Yemek kokularıyla gözlerimi açtım. Uyuya kalmıştım. Üzerimi biri örtmüştü. Akşam olmuştu. Salon karanlıktı. Mutfaktan sesler geliyordu. Chris yemek yapıyor olmalıydı. Yavaşça kalktım. Ağrılarım çok artmıştı. Ağır adımlarla mutfağa yöneldim. Önünde Lindie' nin pembe dantelli mutfak önlüğünü takmış bir Leon bulmayı beklemiyordum. Öyle tatlı görünüyordu ki... Güldüm. Sesimle dönüp bana baktı.

-"Uyanmışsınız"

-"Hoş geldin" Yanına yaklaşıp yanağını seslice öptüm. Sonra ne yaptığımı fark ettim ve yutkunarak ondan uzaklaştım. "Garry nerede?"

-"Banyoda efendim."

-"Sana bir şey yapmadı değil mi?"

-"Hayır efendim."

Yemek masasına oturdum. Onu yemek yaparken izlemek istiyordum. Bu arada aklıma Chris geldi.

-"Christian nerede?"

-"Bilmiyorum. Evde değil."

-"Ona evine git demiştim. Sanırım evine gitti" diye mırıldandım. "İşler yolunda mı?"

-"Evet efendim. Herhangi bir sıkıntı yok. Alejandro sizi ziyarete gelecekmiş. Birkaç model daha geleceklerini bildirdiler."

-"Tamam"

Garry duştan çıkınca yemekler hazırdı. Hep beraber yemek yiyip işlerden konuştuk. Yemekten sonra evim oyuncularla doldu taştı. Hepsi de çiçek getirmişti. O kadar kalabalıktı ki ev, mutfaktan sandalye getirseler de yetmemişti ve kucak kucağa oturmuşlardı. Yeni çekimlerden, çekim esnasındaki aksaklıklardan, başlarına gelen komik şeylerden bahsedip beni neşelendirdiler.

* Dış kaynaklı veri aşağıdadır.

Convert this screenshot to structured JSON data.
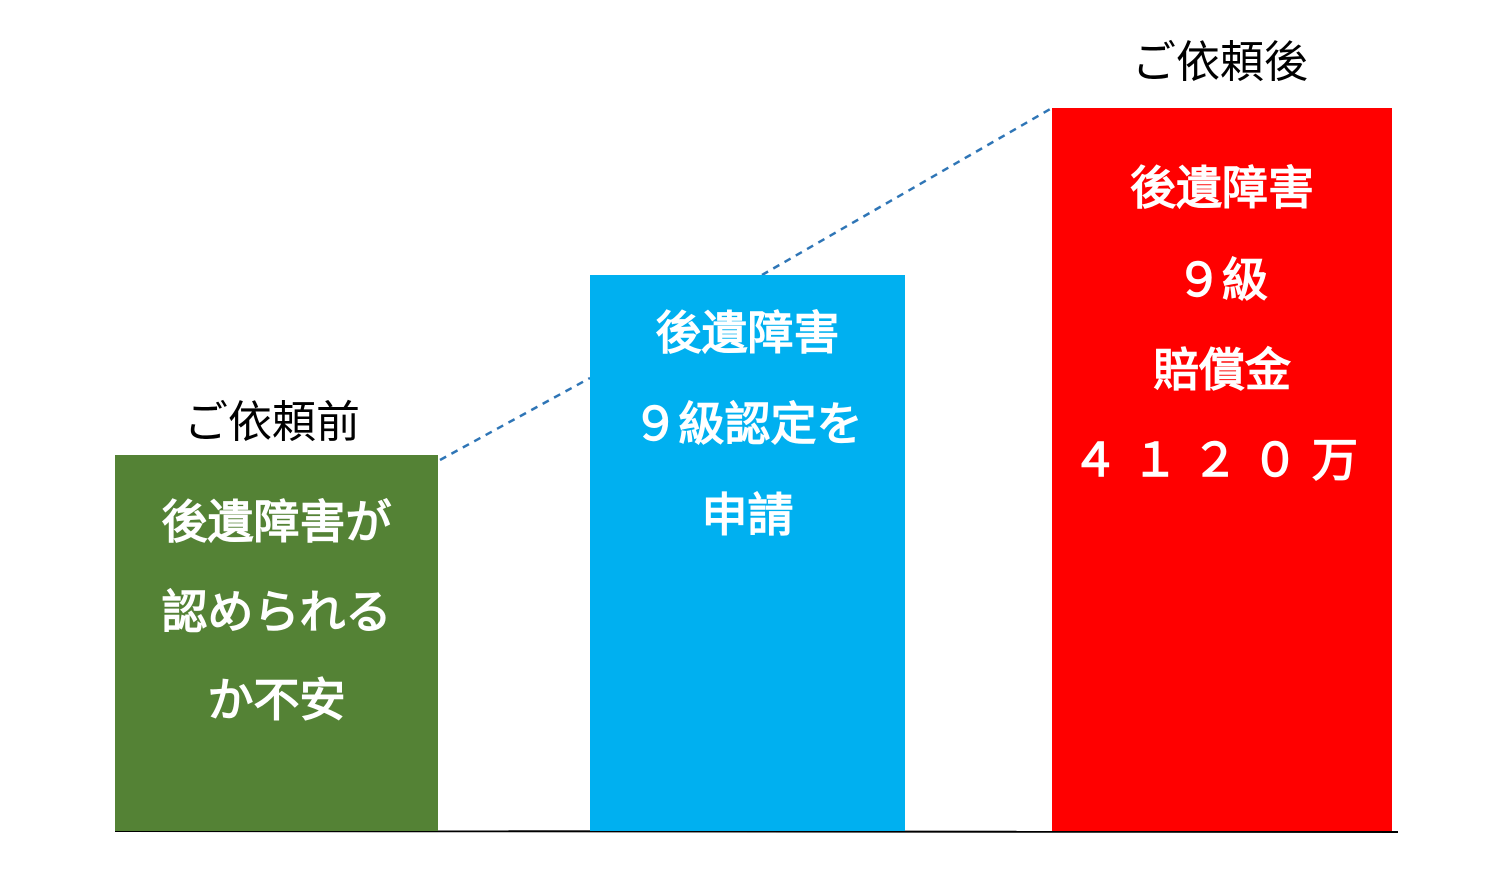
{
  "labels": {
    "before": "ご依頼前",
    "after": "ご依頼後"
  },
  "bars": [
    {
      "lines": [
        "後遺障害が",
        "認められる",
        "か不安"
      ]
    },
    {
      "lines": [
        "後遺障害",
        "９級認定を",
        "申請"
      ]
    },
    {
      "lines": [
        "後遺障害",
        "９級",
        "賠償金",
        "４１２０万"
      ]
    }
  ]
}
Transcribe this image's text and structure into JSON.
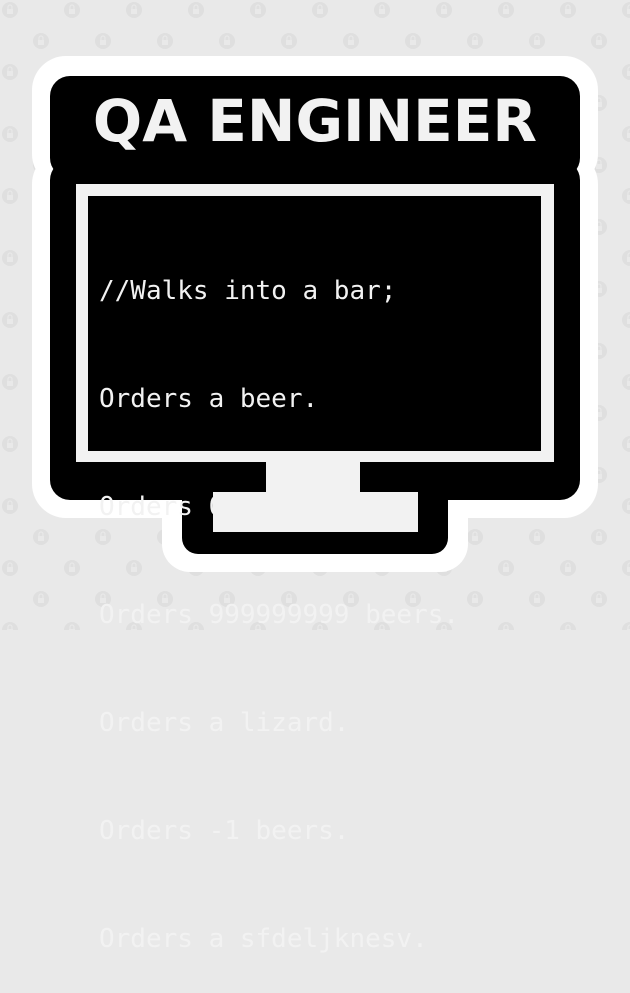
{
  "colors": {
    "background": "#e9e9e9",
    "sticker_outline": "#ffffff",
    "sticker_fill": "#000000",
    "text": "#f2f2f2",
    "monitor_frame": "#f2f2f2"
  },
  "title": "QA ENGINEER",
  "code_lines": [
    "//Walks into a bar;",
    "Orders a beer.",
    "Orders 0 beers.",
    "Orders 999999999 beers.",
    "Orders a lizard.",
    "Orders -1 beers.",
    "Orders a sfdeljknesv."
  ],
  "icons": {
    "background_watermark": "lock-watermark-icon",
    "monitor": "computer-monitor-icon"
  }
}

-"Geldiğiniz için teşekkür ederim çocuklar."

Hepsi bana tek tek gülümsedi. Onlar gittiğinde Rayan gelmişti. Leon ile yan yana oturuyorlardı. O da çiçek getirmişti. Niyeyse bir onu gördüğüme sevinememiştim.

-"Seni çok özledim habibi" dedi Leon' a. Kaşlarımı çattım. Garry bana baktı. Leon bir şey söylemedi. Rayan onun elini tuttu. "Bu gece geleceksin benimle, değil mi?"

-"Ne oluyor?" diyerek Garry araya girdi.

-"Bay Habib Leon' u seviyor" dedim kindar çıkmaması için çabaladığım ses tonumla. Rayan bana gülümsedi.

-"Aiwa. Hem de çok"

-"Çıkıyor musunuz?" Benden çok Garry sinirlenmiş gibiydi.

-"Hayır. Güzel çiçeğimi hala ikna edemedim" Leon' un elini öptü. Öyle bir öptü ki resmen yedi.

-"ABİ!" Garry bana dehşet içinde bakıyordu. Kaşlarımı kaldırıp indirdim ve bakışlarımı kaçırdım. İyice sinir olmuştum. Ama kibar olmalıydım. Leon da ondan hoşlanıyordu. Biliyordum. Ona hediyeler almasını ve ilgilenmesini sevdiğini söylemişti. Öyleyse buna ses etmek haddime düşmezdi.

-"İzninizle"

Kalkıp mutfağa gittim. Camı açıp temiz bir nefes çektim. '1... 2... 3... 4... 5...' Sakin olmalıydım. Hem niye sinirleniyordum ki? Garry peşimden mutfağa geldi.

-"Böyle bir şeye nasıl müsaade edersin?" Yanıma gelip durdu. Dışarı bakıyordum.

-"Neden etmeyeyim? Bu onun özel hayatı. Rayan' dan hoşlanıyor. Bu durumda bana laf düşmez. Hem ben kimim ki?"

-"Abi! Ne demek Rayan' dan hoşlanıyor? Hani sizin ilişkiniz vardı?"

-"Bizimkisi sadece seks yapmaktan ibaretti. Rayan onu seviyor"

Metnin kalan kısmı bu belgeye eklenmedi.